Gördüğüm videolardan dolayı oyunun dark souls gibi çok zor olmasından korktuğum için uzun süre oynamaya cesaret edememiştim. Oyunu aldıktan aylar sonra oynama cesaretinde bulundum ve beklediğim gibi çok çeşitli şekillerde ölümler yaşayarak korkumun sebepsiz olmadığını görmüş oldum.

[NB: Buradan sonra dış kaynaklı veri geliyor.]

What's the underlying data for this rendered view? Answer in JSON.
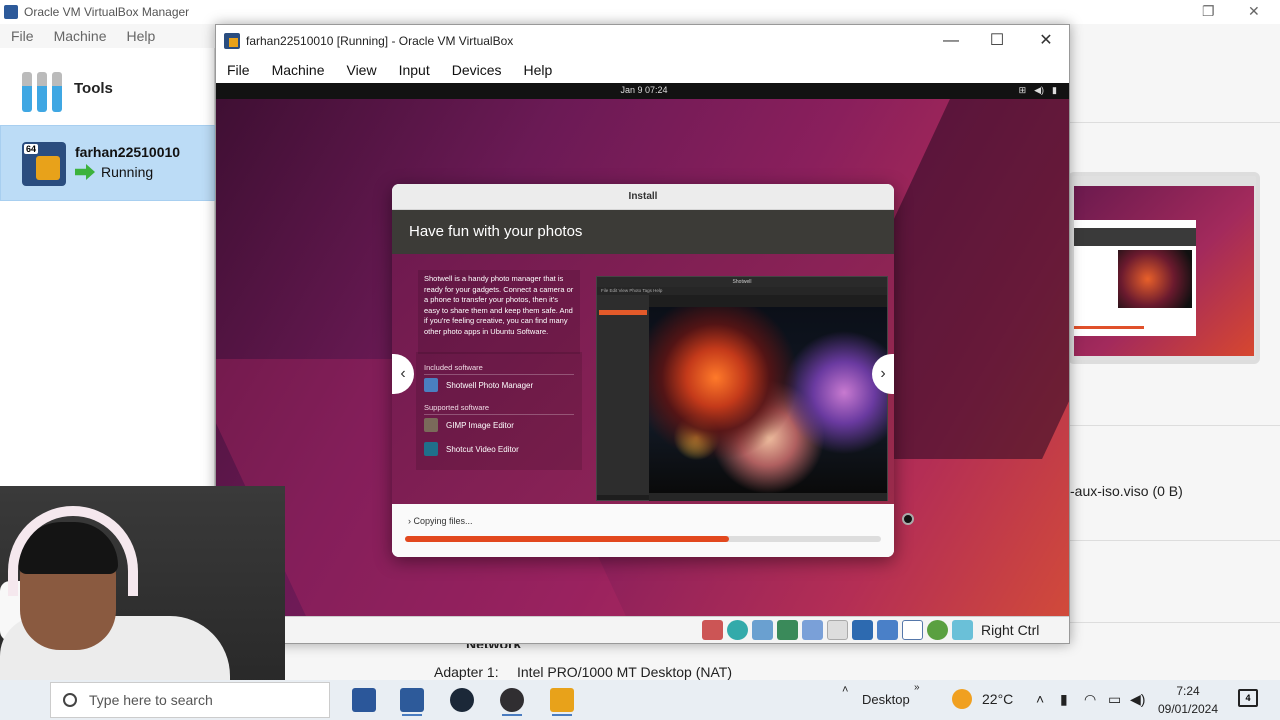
{
  "manager": {
    "title": "Oracle VM VirtualBox Manager",
    "menu": [
      "File",
      "Machine",
      "Help"
    ],
    "tools_label": "Tools",
    "vm": {
      "name": "farhan22510010",
      "state": "Running",
      "badge": "64"
    },
    "storage_text": "-aux-iso.viso (0 B)",
    "network_heading": "Network",
    "adapter_label": "Adapter 1:",
    "adapter_value": "Intel PRO/1000 MT Desktop (NAT)"
  },
  "vm_window": {
    "title": "farhan22510010 [Running] - Oracle VM VirtualBox",
    "menu": [
      "File",
      "Machine",
      "View",
      "Input",
      "Devices",
      "Help"
    ],
    "host_key": "Right Ctrl"
  },
  "guest": {
    "clock": "Jan 9  07:24",
    "installer": {
      "title": "Install",
      "heading": "Have fun with your photos",
      "description": "Shotwell is a handy photo manager that is ready for your gadgets. Connect a camera or a phone to transfer your photos, then it's easy to share them and keep them safe. And if you're feeling creative, you can find many other photo apps in Ubuntu Software.",
      "included_label": "Included software",
      "included": [
        {
          "name": "Shotwell Photo Manager",
          "icon": "shotwell-icon",
          "color": "#4a7fc0"
        }
      ],
      "supported_label": "Supported software",
      "supported": [
        {
          "name": "GIMP Image Editor",
          "icon": "gimp-icon",
          "color": "#7a6a5a"
        },
        {
          "name": "Shotcut Video Editor",
          "icon": "shotcut-icon",
          "color": "#1f6f8b"
        }
      ],
      "screenshot_title": "Shotwell",
      "screenshot_menu": "File  Edit  View  Photo  Tags  Help",
      "progress_label": "Copying files...",
      "progress": 0.68,
      "progress_color": "#e2481e"
    }
  },
  "taskbar": {
    "search_placeholder": "Type here to search",
    "apps": [
      {
        "name": "word",
        "color": "#2b579a"
      },
      {
        "name": "virtualbox",
        "color": "#2d5a9a"
      },
      {
        "name": "steam",
        "color": "#1b2838"
      },
      {
        "name": "obs",
        "color": "#302e31"
      },
      {
        "name": "virtualbox-vm",
        "color": "#e8a21a"
      }
    ],
    "desktop_label": "Desktop",
    "temperature": "22°C",
    "time": "7:24",
    "date": "09/01/2024",
    "notifications": "4"
  }
}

Oyunun başında o kadar çok sebepten ölebiliyorsunuz ki aslında ne kadar savunmasız olduğunuzu yüzünüze çarpılıyor. Yağmur ormanının ortasındasınız ve burası insan yaşamına uygun bir yer değil. Besin zincirinin ortasındasınız. Sizi avlayacak şeyler en küçük dikkatsizliğinizi kolluyorken, sizin avlayabileceğiniz şeyler kendini asla kolay yakaltmıyor.
Birde bunların üstüne börtü böcek hastalık sülük vs derken içinde bulunduğunuz durumun vehametini bir kez daha anlıyorsunuz. Çevrenizde bir sürü bitki var ama size oyun bir açıklama yapmıyor gördüğün meyve belki hayatını kurtaracak belkide seni zehirleyip çok hızlı bir şekilde ölmene neden olacak denemden asla bilemiyorsun.

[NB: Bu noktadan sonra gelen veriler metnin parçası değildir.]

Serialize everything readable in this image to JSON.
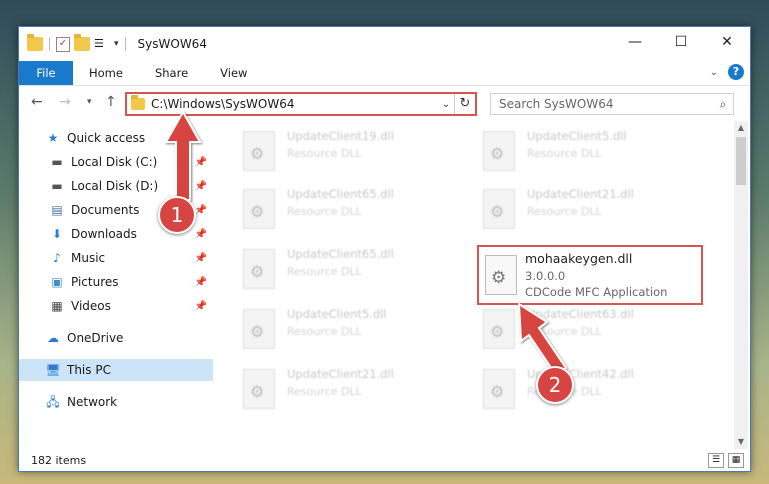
{
  "window": {
    "title": "SysWOW64",
    "controls": {
      "minimize": "—",
      "maximize": "☐",
      "close": "✕"
    }
  },
  "ribbon": {
    "tabs": [
      "File",
      "Home",
      "Share",
      "View"
    ]
  },
  "address": {
    "path": "C:\\Windows\\SysWOW64",
    "search_placeholder": "Search SysWOW64"
  },
  "nav": {
    "items": [
      {
        "label": "Quick access",
        "icon": "star-icon"
      },
      {
        "label": "Local Disk (C:)",
        "icon": "drive-icon",
        "pinned": true
      },
      {
        "label": "Local Disk (D:)",
        "icon": "drive-icon",
        "pinned": true
      },
      {
        "label": "Documents",
        "icon": "documents-icon",
        "pinned": true
      },
      {
        "label": "Downloads",
        "icon": "download-icon",
        "pinned": true
      },
      {
        "label": "Music",
        "icon": "music-icon",
        "pinned": true
      },
      {
        "label": "Pictures",
        "icon": "pictures-icon",
        "pinned": true
      },
      {
        "label": "Videos",
        "icon": "video-icon",
        "pinned": true
      },
      {
        "label": "OneDrive",
        "icon": "cloud-icon"
      },
      {
        "label": "This PC",
        "icon": "computer-icon",
        "selected": true
      },
      {
        "label": "Network",
        "icon": "network-icon"
      }
    ]
  },
  "files": [
    {
      "name": "UpdateClient19.dll",
      "desc": "Resource DLL"
    },
    {
      "name": "UpdateClient5.dll",
      "desc": "Resource DLL"
    },
    {
      "name": "UpdateClient65.dll",
      "desc": "Resource DLL"
    },
    {
      "name": "UpdateClient21.dll",
      "desc": "Resource DLL"
    },
    {
      "name": "UpdateClient65.dll",
      "desc": "Resource DLL"
    },
    {
      "name": "UpdateClient5.dll",
      "desc": "Resource DLL"
    },
    {
      "name": "UpdateClient63.dll",
      "desc": "Resource DLL"
    },
    {
      "name": "UpdateClient21.dll",
      "desc": "Resource DLL"
    },
    {
      "name": "UpdateClient42.dll",
      "desc": "Resource DLL"
    }
  ],
  "highlighted_file": {
    "name": "mohaakeygen.dll",
    "version": "3.0.0.0",
    "desc": "CDCode MFC Application"
  },
  "status": {
    "count": "182 items"
  },
  "annotations": {
    "badge1": "1",
    "badge2": "2",
    "color": "#d64541"
  }
}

Veya ormanda nasıl tedavi uygulayacağınızı bilmediğiniz için küçük bir çizik enfeksiyona arından da ölümünüze yol açabiliyor.
Fakat oyun ilerledikçe yağmur ormanının kurallarını anlamaya başlıyorsunuz ve bu kuralları anladıkça aslında size ilk başta cehennem gibi görünen ormanın bereket ile dolu olduğunu ihtiyacınız olan her şeyin etrafınızda sürüsüyle olduğunuzu ve yeterli teknik bilgi ile burada krallar gibi yaşayabileceğinizi görmeye başlıyorsunuz.

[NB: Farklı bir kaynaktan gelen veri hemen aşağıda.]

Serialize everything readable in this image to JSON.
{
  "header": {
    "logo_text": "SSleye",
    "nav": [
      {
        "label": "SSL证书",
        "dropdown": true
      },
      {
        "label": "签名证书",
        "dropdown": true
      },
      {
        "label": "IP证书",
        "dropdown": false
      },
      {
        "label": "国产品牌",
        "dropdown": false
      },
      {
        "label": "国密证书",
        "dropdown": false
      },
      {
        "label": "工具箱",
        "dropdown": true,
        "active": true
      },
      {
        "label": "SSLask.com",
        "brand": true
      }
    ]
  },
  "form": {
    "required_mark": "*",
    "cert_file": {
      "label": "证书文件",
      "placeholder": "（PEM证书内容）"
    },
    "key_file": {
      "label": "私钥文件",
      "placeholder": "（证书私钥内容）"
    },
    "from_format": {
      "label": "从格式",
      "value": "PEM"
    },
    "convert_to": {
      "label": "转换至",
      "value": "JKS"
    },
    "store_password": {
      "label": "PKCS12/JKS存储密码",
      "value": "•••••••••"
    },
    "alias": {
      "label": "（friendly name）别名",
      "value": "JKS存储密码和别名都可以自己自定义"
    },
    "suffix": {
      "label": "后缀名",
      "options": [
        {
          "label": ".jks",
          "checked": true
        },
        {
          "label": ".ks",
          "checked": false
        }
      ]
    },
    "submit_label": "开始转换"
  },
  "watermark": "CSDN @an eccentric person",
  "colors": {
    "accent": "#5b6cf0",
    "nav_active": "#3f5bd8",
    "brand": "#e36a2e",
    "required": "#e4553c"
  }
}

Öncelikle ormanın kurallarını öğrenmeli sonrada bu kuralları lehinize çevirmeniz gerekiyor. Süreci o kadar güzel tasarlamışlar ki her dakikasından zevk alıyorsunuz. Oyunu henüz 18 saat oynadım ama muhtemelen bi 20 saat daha götürür diye tahmin ediyorum. ed stafford, bear grylls ve primitive technology gibi içerikleri izlemeyi seviyorsanız kesinlikle eğleneceğiniz bir oyun.
Direkt rakibi olarak The Forest var ama The Forest'ın daha çok korku ve aksiyon tarafı ağır basıyor; Green Hell ise hayatta kalma doğa ile mücadele kısmı ağır basmakta.